Jeremy Poirier, President and Chief Executive Officer of the Company states: "We are very pleased with the level of interest in the Private Placement and the fact that it was oversubscribed. We welcome the new shareholders to our Company and appreciate the ongoing support of our current shareholders. We look forward to growing the Company with them."
All securities issued pursuant to the Private Placement are subject to a statutory four-month hold period. The Company intends to use the proceeds from the Private Placement for general working capital and corporate purposes.
As announced on September 30, 2016, the Company completed its previously announced transaction with Commander Resources Ltd. ("Commander"). As a result, the Company acquired direct ownership of 12,000,000 common shares of Commander (the "Commander Shares") in exchange for select mineral properties. The Company acquired the Commander Shares at a deemed price of 0.055 per Commander Share (being the closing price of the Commander Shares on the TSX Venture Exchange on the closing date) pursuant to a purchase agreement (the "Transaction"). Immediately before the Transaction, the Company did not own any Commander Shares. Following the Transaction, the Company held direct ownership of 12,000,000 Commander Shares, representing approximately 10.40% of the issued and outstanding Shares of Commander. The Company may sell the Commander Shares either on the open market or through private dispositions in the future depending on market conditions, reformulation of plans and/or other relevant factors.
A copy of the early warning report filed by the Company in connection with the acquisition of the Commander Shares is available on the SEDAR website at www.sedar.com or by contacting the Company directly at 778-989-1501.
ON BEHALF OF THE BOARD
Signed "Jeremy Poirier"
Jeremy Poirier, President and CEO
FOR FURTHER INFORMATION PLEASE CONTACT:
Jeremy Poirier - President and CEO Bearing Resources - Telephone: 1-778-989-1501
Neither the TSX Venture Exchange nor its Regulation Services Provider (as that term is defined in the policies of the TSX Venture Exchange) accepts responsibility for the adequacy or accuracy of this release.
Cautionary Statements Regarding Forward Looking Information
This news release includes certain "forward-looking information" and "forward-looking statements" (collectively "forward-looking statements") within the meaning of applicable Canadian and United States securities legislation including the United States Private Securities Litigation Reform Act of 1995. All statements, other than statements of historical fact, included herein, without limitation, statements relating to the future operating or financial performance of the Company, are forward-looking statements.
Forward-looking statements are frequently, but not always, identified by words such as "expects", "anticipates", "believes", "intends", "estimates", "potential", "possible", and similar expressions, or statements that events, conditions, or results "will", "may", "could", or "should" occur or be achieved.

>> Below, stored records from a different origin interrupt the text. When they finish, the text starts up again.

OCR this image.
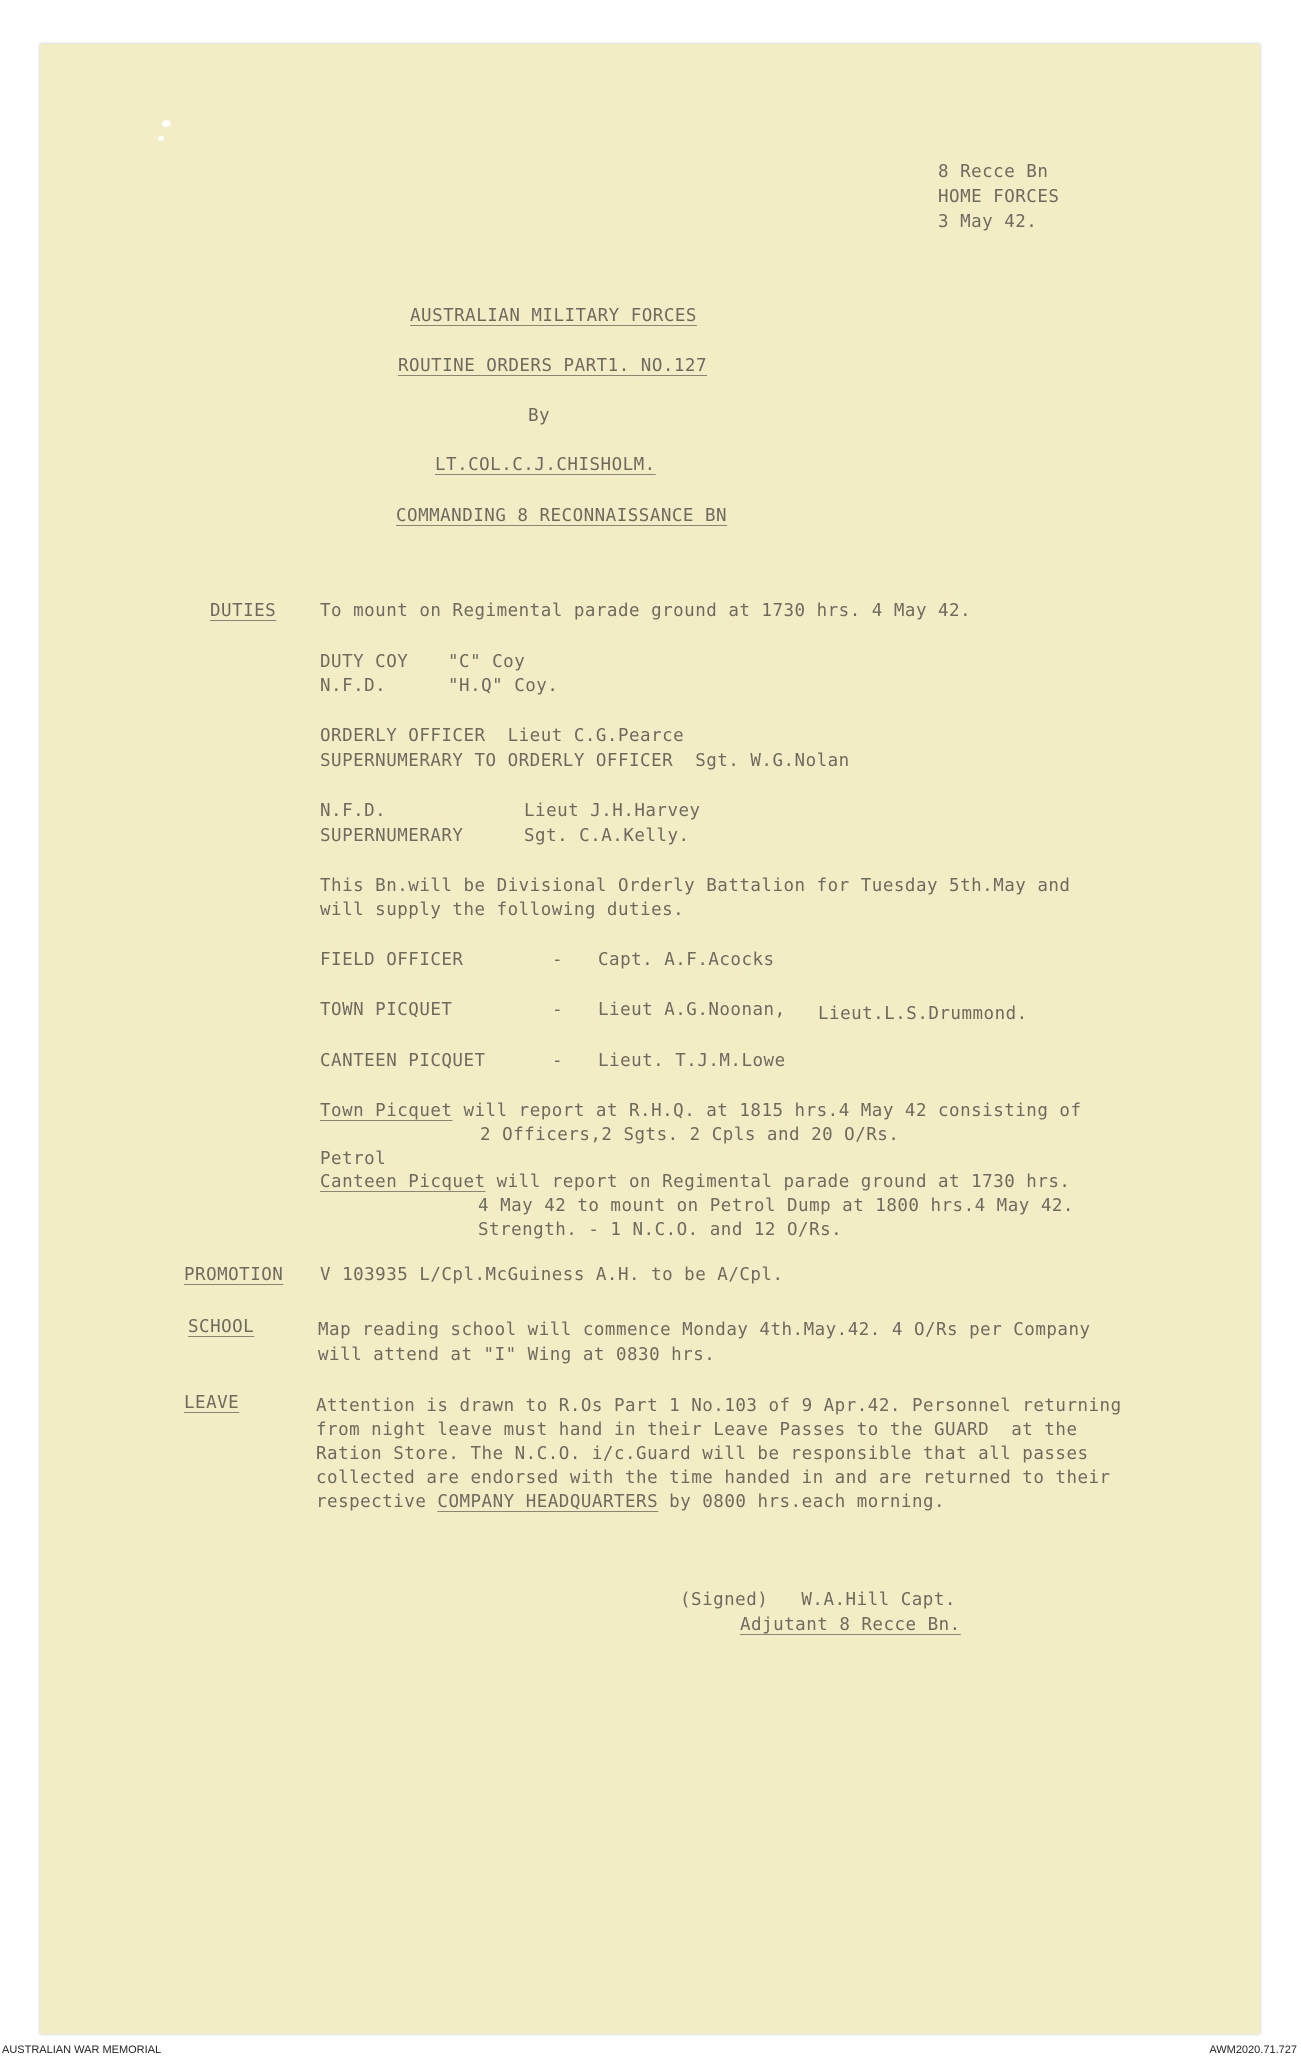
8 Recce Bn
HOME FORCES
3 May 42.
AUSTRALIAN MILITARY FORCES
ROUTINE ORDERS PART1. NO.127
By
LT.COL.C.J.CHISHOLM.
COMMANDING 8 RECONNAISSANCE BN
DUTIES	To mount on Regimental parade ground at 1730 hrs. 4 May 42.
DUTY COY "C" Coy
N.F.D.	"H.Q" Coy.
ORDERLY OFFICER  Lieut C.G.Pearce
SUPERNUMERARY TO ORDERLY OFFICER  Sgt. W.G.Nolan
N.F.D.	Lieut J.H.Harvey
SUPERNUMERARY	Sgt. C.A.Kelly.
This Bn.will be Divisional Orderly Battalion for Tuesday 5th.May and
will supply the following duties.
FIELD OFFICER	- Capt. A.F.Acocks
TOWN PICQUET	- Lieut A.G.Noonan, Lieut.L.S.Drummond.
CANTEEN PICQUET	- Lieut. T.J.M.Lowe
Town Picquet will report at R.H.Q. at 1815 hrs.4 May 42 consisting of
2 Officers,2 Sgts. 2 Cpls and 20 O/Rs.
Petrol
Canteen Picquet will report on Regimental parade ground at 1730 hrs.
4 May 42 to mount on Petrol Dump at 1800 hrs.4 May 42.
Strength. - 1 N.C.O. and 12 O/Rs.
PROMOTION V 103935 L/Cpl.McGuiness A.H. to be A/Cpl.
SCHOOL	Map reading school will commence Monday 4th.May.42. 4 O/Rs per Company
will attend at "I" Wing at 0830 hrs.
LEAVE	Attention is drawn to R.Os Part 1 No.103 of 9 Apr.42. Personnel returning
from night leave must hand in their Leave Passes to the GUARD  at the
Ration Store. The N.C.O. i/c.Guard will be responsible that all passes
collected are endorsed with the time handed in and are returned to their
respective COMPANY HEADQUARTERS by 0800 hrs.each morning.
(Signed)   W.A.Hill Capt.
Adjutant 8 Recce Bn.
AUSTRALIAN WAR MEMORIAL	AWM2020.71.727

Forward-looking statements in this news release relate to, among other things the intended use of proceeds of the Private Placement and the future growth of the Company. Actual future results may differ materially. There can be no assurance that such statements will prove to be accurate, and actual results and future events could differ materially from those anticipated in such statements. Forward-looking statements reflect the beliefs, opinions and projections on the date the statements are made and are based upon a number of assumptions and estimates that, while considered reasonable by the respective parties, are inherently subject to significant business, economic, competitive, political and social uncertainties and contingencies. Many factors, both known and unknown, could cause actual results, performance or achievements to be materially different from the results, performance or achievements that are or may be expressed or implied by such forward-looking statements and the parties have made assumptions and estimates based on or related to many of these factors. Such factors include, without limitation, management's discretion to re-allocate the proceeds of the Private Placement, actual results of current exploration activities; conclusions of economic evaluations; changes in project parameters as plans continue to be refined and other risks of the mining industry. Readers should not place undue reliance on the forward-looking statements and information contained in this news release concerning these times. Except as required by law, First Mining does not assume any obligation to update the forward-looking statements of beliefs, opinions, projections, or other factors, should they change, except as required by law.